Some CEDA data can be accessed using wget without authentication. However, many datasets have specific auditing policies or access restrictions in place which prevent non logged-in or unauthorised users from downloading the data. In order to download data you may therefore need to obtain an access token. If you try downloading data without using an access token and find that the files downloaded are empty or do not contain the expected content then it may be because you need to use an access token.

You can obtain an access token via the CEDA services portal. If you don't already have a CEDA account you will need to register first. If the data you wish to download has restricted access then you will need to apply for access to the data via your CEDA account. Your token will only allow you to access data that your account is permitted to access.
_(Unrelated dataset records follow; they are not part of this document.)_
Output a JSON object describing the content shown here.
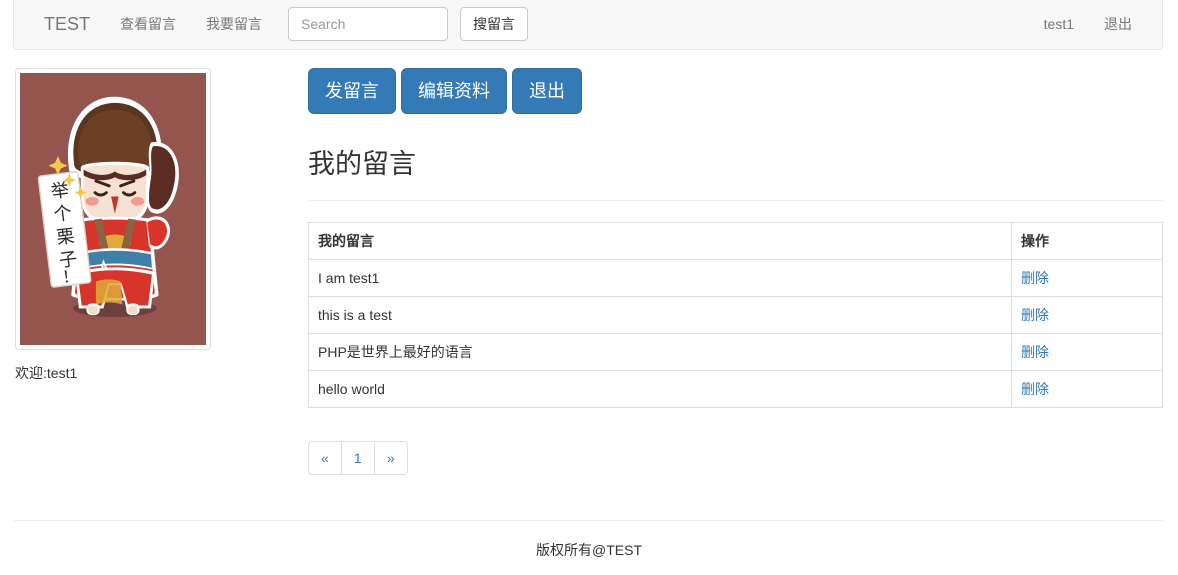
{
  "navbar": {
    "brand": "TEST",
    "links": [
      {
        "label": "查看留言"
      },
      {
        "label": "我要留言"
      }
    ],
    "search": {
      "placeholder": "Search",
      "value": "",
      "button_label": "搜留言"
    },
    "right": [
      {
        "label": "test1"
      },
      {
        "label": "退出"
      }
    ]
  },
  "sidebar": {
    "avatar_alt": "举个栗子",
    "avatar_sign_text": "举个栗子！",
    "avatar_bg_color": "#95554f",
    "welcome": "欢迎:test1"
  },
  "main": {
    "actions": [
      {
        "label": "发留言"
      },
      {
        "label": "编辑资料"
      },
      {
        "label": "退出"
      }
    ],
    "title": "我的留言",
    "table": {
      "headers": [
        "我的留言",
        "操作"
      ],
      "rows": [
        {
          "message": "I am test1",
          "action": "删除"
        },
        {
          "message": "this is a test",
          "action": "删除"
        },
        {
          "message": "PHP是世界上最好的语言",
          "action": "删除"
        },
        {
          "message": "hello world",
          "action": "删除"
        }
      ]
    },
    "pagination": [
      {
        "label": "«"
      },
      {
        "label": "1"
      },
      {
        "label": "»"
      }
    ]
  },
  "footer": {
    "copyright": "版权所有@TEST"
  },
  "colors": {
    "primary": "#337ab7",
    "navbar_bg": "#f8f8f8",
    "link": "#337ab7"
  }
}
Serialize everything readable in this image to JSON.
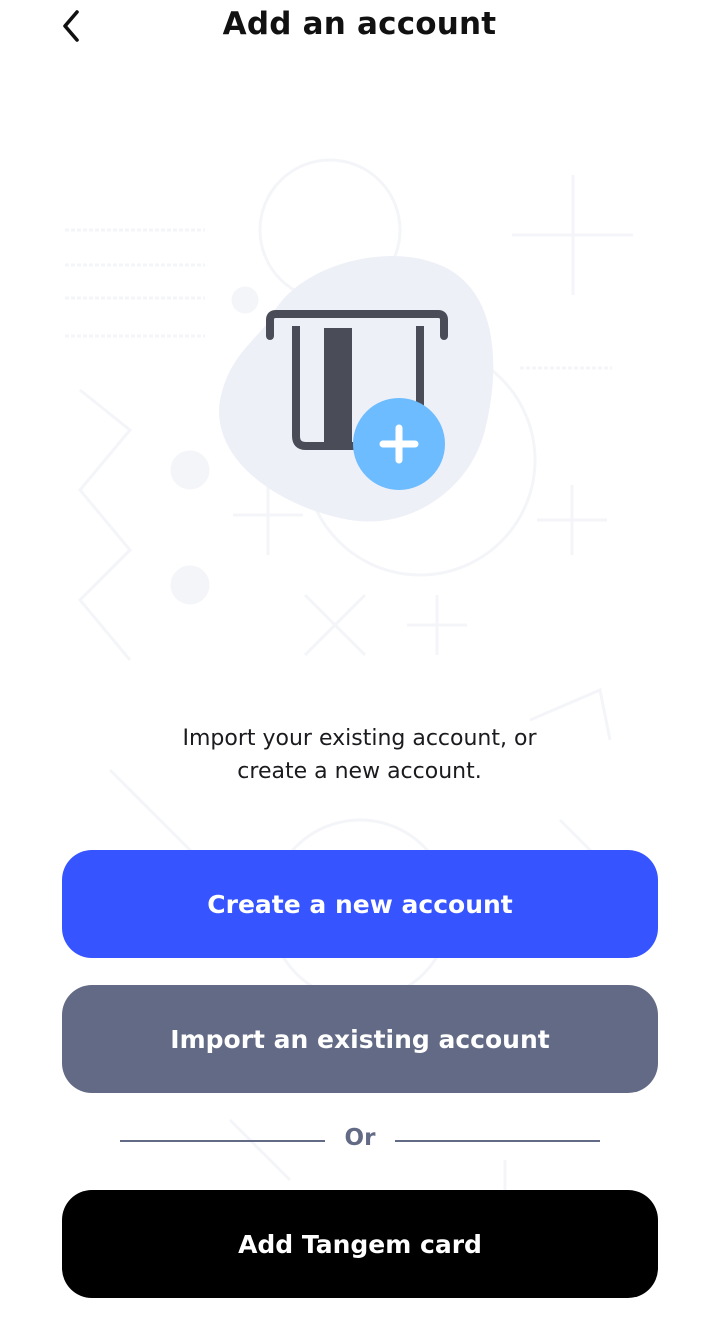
{
  "header": {
    "title": "Add an account",
    "back_icon": "chevron-left-icon"
  },
  "illustration": {
    "icon": "card-slot-plus-icon",
    "accent_color": "#6cbcff",
    "card_color": "#4a4d57",
    "blob_color": "#eef0f8"
  },
  "description": {
    "line1": "Import your existing account, or",
    "line2": "create a new account."
  },
  "buttons": {
    "create_label": "Create a new account",
    "import_label": "Import an existing account",
    "card_label": "Add Tangem card"
  },
  "divider": {
    "label": "Or"
  },
  "colors": {
    "primary": "#3654ff",
    "secondary": "#626a85",
    "dark": "#000000"
  }
}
Once you have created a token you can use the 'Copy' button to copy the token text. For more details about access tokens, including how they can be obtained and used from scripts, see Using Archive Access Tokens

Using an archive access token with wget

To submit your access token, add the following option to your wget command, where TOKEN_TEXT should be replaced by the token string:

--header "Authorization: Bearer TOKEN_TEXT"

As the token text is quite long, you may find it more convenient to store it as an environment variable instead. From most Linux computers you can create a variable named TOKEN containing your token text with the following command (replace 'TOKEN_TEXT' with your token string):

export TOKEN="TOKEN_TEXT"

You can then substitute the token text into the wget option as follows:

--header "Authorization: Bearer $TOKEN"

Testing token access

If you want to test that your token is working you can run the following command (substituting your token string or environment variable for TOKEN_TEXT as described above):

wget -O - -q https://dap.ceda.ac.uk/badc/ARCHIVE_INFO/ACCESS_TEST/RESTRICTED/TOKEN_CHECK --header "Authorization: Bearer TOKEN_TEXT"

If it works then you should see the following short message:

Congratulations, you have successfuly authenticated with CEDA using a token

If you get a large amount of html output then it has failed.

Simple downloads

When you browse the CEDA archive using https://data.ceda.ac.uk click on the bulk downloads options button at the top:

This will show a wget command that can be used to download all data starting from the current directory, including all files in subdirectories below this point. For example:

wget -e robots=off --mirror --no-parent -r https://dap.ceda.ac.uk/badc/acsoe/data/c-130/97-flights-trajectories/a574/

You can modify the options to this command to select only a subset of the files for download and to customise how they are stored when downloaded . See the Advanced options section of this page.

The wget command shown by the archive browser does not include authentication using your access token, as described above as it is currently unable to determine if authentication is required for the data you want to access. If you try the command and it downloads files, but the content does not look right then add the token authentication option (TOKEN_TEXT is either your token text or environment variable containing the token text, see above):

--header "Authorization: Bearer TOKEN_TEXT"

Advanced options

wget has many options. Type "wget —help" to see the options available for the version you are using (options may vary according to the version). You can also see an online version.

The most useful options are those that allow you to select which files to download and to control how they are then stored on your local machine.

-A	Specifies a comma-separated list of file name patterns to accept, which can include wildcard characters. For example, '.dat' or '2024*'. If you include wildcards then enclose the pattern in quotes. Note that this pattern only applies to the filename and not the directory path.
-R	Same as -A, but specifies file name patterns to be excluded.
—accept-regex	Specifies a regular expression to accept covering the entire url (includes the directory path). For example '.2024.' to include any file where the filename or directory path contains '2024'.
—reject-regex	Same as —accept-regex, except it specifies pattern to reject.
-l	Sets the maximum subdirectory depth that will be retrieved. Use this to prevent downloading large amounts of unwanted data. Note that the —mirror option includes setting this value to 'unlimited'.
—no-directories	Puts all the retrieved files into the current directory instead of creating a directory hierarchy.

Problems

No files downloaded? Check the url that you have used. Unless you are downloading a single file it should end in a slash ('/') character.

If you download files, but the content is not as expected then it is probably because you need to authenticate with an access token. This is required for many datasets so we can report usage statistics to the dataset originators. Please see above for details of how to obtain and use access tokens.